What size are air-to-air heat exchangers?

They are very compact, making them easy to install in small, sealed enclosures. Swiss Rotors’ counterflow heat exchangers are manufactured in a range of sizes, from 496 mm x 271 mm to 1182 mm x 959 mm. 

What materials are used in their production?

Heat exchangers are generally produced from aluminum that may be epoxy coated to reduce corrosion and stainless steel. The cores of Swiss Rotors’ counterflow heat exchangers are made of two types of materials. The plates are made from either aluminum or a polymer, enclosed in an Aluzinc casing. The choice between a polymer or aluminum plate depends mainly on price and operating environment. The price for polymer core heat exchangers is generally lower because the raw polymer material is usually less expensive than aluminum and it is easier to handle in most manufacturing processes. However, aluminum cores have a wider range of operating temperatures. Swiss Rotors’ hexagonal heat exchangers with aluminum cores can operate from -40ºC to +70ºC. Those with polymer cores have tighter limits, from -20ºC to +50ºC.

Do air-to-air heat exchangers consume much energy?

Air-to-air heat exchangers are energy efficient because they provide heat from exhaust air by drawing the incoming and outgoing airstream across the heat exchanger using only a fan. In addition to this, technological advances mean that the efficiency of heat exchanger units is improving. This new generation of counterflow units, such as Swiss Rotors’ counterflow heat exchangers, have the potential to reach up to 90% efficiency in recovering sensible energy.

Do air-to-air exchangers remove humidity?

Of the two types of air-to-air exchangers – heat recovery ventilation and energy recovery ventilation – only the latter, ERV is suited to transfer both heat and moisture. They remove moisture from buildings in humid climates and add moisture in dry conditions, such as harsh winter environments.

Are air-to-air heat exchangers good for the environment?

Yes, air-to-air heat exchangers can help reduce your building’s carbon footprint. They capture heat, reducing energy use and energy waste. 

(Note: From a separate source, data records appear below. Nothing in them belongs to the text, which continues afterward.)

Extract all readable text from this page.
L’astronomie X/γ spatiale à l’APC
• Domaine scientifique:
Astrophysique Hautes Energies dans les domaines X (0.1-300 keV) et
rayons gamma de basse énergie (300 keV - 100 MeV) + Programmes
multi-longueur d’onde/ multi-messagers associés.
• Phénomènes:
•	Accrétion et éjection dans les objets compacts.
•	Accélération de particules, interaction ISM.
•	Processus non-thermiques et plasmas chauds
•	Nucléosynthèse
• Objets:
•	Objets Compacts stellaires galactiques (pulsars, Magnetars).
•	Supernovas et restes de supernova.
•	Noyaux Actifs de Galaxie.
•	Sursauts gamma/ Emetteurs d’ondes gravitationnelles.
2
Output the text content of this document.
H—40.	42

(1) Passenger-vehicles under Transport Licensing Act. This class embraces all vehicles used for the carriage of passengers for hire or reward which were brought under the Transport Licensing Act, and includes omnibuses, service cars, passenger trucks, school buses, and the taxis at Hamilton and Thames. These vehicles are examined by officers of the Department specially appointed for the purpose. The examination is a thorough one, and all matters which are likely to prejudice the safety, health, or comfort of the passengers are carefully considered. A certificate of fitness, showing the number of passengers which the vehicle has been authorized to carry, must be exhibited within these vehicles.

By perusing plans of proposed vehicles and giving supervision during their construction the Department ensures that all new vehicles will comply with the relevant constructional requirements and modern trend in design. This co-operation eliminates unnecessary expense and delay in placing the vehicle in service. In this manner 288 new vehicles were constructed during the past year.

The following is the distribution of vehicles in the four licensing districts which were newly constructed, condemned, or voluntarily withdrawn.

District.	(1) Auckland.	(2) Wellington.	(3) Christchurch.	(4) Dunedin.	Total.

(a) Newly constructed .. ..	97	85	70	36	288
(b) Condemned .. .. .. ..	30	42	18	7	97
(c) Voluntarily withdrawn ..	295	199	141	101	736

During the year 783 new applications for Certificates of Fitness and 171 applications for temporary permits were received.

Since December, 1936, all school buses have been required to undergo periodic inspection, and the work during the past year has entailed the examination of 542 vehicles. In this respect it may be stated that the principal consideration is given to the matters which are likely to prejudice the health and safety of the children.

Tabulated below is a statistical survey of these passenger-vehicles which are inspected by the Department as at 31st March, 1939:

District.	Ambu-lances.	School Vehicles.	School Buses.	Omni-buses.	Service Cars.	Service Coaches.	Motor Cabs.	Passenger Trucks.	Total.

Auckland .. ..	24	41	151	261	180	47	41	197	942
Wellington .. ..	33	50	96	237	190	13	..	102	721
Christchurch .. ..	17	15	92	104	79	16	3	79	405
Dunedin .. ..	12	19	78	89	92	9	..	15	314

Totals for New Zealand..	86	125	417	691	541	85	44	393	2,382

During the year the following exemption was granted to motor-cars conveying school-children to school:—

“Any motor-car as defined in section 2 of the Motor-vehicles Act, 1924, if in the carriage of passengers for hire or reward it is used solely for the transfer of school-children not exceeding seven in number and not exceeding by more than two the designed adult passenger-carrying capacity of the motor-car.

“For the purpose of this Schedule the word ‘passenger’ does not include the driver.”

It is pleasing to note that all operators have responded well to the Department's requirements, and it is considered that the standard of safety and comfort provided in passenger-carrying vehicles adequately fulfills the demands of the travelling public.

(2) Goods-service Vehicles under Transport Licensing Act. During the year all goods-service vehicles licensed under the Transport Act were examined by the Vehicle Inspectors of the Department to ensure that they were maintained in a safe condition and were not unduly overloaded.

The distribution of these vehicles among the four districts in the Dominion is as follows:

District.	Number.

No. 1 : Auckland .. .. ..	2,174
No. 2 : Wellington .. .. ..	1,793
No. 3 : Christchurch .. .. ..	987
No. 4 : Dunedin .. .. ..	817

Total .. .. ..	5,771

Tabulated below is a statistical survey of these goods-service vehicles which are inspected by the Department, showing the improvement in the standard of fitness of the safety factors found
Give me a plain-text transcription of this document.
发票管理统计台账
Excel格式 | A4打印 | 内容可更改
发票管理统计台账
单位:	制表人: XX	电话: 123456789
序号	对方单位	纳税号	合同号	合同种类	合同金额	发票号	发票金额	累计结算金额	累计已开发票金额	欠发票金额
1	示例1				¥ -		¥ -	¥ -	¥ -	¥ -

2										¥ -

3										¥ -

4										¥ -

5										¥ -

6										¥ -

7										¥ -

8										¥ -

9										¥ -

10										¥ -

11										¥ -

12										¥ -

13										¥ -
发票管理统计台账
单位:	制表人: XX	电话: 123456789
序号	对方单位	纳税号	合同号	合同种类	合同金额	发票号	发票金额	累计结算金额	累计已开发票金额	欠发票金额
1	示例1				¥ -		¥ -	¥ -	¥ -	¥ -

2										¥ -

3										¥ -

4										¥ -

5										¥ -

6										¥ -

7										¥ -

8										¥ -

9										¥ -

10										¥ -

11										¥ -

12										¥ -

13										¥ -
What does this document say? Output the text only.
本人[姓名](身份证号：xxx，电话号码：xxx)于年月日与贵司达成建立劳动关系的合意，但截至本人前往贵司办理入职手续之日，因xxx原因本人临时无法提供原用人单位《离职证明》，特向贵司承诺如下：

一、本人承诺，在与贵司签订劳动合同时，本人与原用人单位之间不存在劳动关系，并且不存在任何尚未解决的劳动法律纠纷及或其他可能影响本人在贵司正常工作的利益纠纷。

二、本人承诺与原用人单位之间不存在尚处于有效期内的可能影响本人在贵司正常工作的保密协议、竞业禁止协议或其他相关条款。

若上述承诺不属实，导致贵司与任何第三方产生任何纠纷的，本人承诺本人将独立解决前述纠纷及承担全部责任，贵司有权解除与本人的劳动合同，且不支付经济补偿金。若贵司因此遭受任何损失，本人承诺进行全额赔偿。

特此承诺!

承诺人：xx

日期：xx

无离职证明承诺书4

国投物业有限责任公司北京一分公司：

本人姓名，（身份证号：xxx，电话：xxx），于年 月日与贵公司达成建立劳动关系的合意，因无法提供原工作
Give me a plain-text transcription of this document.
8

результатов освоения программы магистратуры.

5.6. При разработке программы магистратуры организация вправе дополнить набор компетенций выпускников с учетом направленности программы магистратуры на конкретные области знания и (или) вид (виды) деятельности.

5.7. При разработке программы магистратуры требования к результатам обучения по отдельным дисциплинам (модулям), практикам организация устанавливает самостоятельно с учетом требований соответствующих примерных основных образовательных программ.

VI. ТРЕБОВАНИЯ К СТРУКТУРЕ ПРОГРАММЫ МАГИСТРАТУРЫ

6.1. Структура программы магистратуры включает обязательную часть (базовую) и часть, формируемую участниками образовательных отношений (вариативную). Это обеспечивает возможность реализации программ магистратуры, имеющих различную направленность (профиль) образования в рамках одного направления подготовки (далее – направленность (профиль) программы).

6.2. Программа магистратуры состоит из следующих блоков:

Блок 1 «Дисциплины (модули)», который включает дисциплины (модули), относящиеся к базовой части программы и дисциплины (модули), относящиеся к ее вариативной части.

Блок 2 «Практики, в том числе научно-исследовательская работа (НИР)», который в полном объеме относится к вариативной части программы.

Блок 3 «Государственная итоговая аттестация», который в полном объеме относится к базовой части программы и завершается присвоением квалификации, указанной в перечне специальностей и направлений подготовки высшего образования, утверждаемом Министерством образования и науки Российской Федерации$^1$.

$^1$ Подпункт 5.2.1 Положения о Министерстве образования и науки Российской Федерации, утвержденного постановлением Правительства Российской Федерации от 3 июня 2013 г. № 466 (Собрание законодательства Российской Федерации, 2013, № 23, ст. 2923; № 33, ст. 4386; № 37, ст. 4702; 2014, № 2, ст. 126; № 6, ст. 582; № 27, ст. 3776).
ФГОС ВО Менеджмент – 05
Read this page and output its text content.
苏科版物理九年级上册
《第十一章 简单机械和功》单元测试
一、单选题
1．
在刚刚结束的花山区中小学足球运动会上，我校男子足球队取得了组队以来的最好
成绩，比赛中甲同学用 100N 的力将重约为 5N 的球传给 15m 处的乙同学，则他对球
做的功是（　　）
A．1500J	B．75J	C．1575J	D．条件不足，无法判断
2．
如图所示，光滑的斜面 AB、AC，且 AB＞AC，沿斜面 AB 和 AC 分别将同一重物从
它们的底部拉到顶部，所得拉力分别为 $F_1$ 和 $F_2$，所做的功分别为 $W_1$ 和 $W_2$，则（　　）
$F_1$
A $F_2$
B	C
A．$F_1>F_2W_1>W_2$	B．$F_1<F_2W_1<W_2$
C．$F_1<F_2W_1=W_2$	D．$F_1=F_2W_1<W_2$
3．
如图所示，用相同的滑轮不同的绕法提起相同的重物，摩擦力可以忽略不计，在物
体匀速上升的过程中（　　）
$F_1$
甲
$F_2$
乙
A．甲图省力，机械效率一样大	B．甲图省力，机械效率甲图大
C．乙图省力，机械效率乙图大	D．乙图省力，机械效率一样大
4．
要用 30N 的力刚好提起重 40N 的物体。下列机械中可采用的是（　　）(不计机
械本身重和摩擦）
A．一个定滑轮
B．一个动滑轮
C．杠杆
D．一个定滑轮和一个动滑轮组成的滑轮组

Does an air-to-air heat exchanger require a sealed enclosure?

Yes. The exchanger construction is sealed to ensure separation of the two air streams. The sealed nature of their construction makes them ideal for use in harsh conditions, where dust, dirt, water and corrosive chemicals could otherwise damage components.

How does ambient air temperature impact their work?

Yes, the temperature of the outside air can affect how well air-to-air heat exchangers perform. These systems depend on a temperature difference to drive the heat exchange process. So in order for the heat exchanger to work properly, the outside air temperature must always be lower than the internal temperature.

Air-to-air heat exchangers reduce your energy bills by cutting heating and cooling costs, and lower your building’s carbon footprint. Some exchangers, such as Swiss Rotors’ counterflow heat exchanger, operate with up to 90% recovery.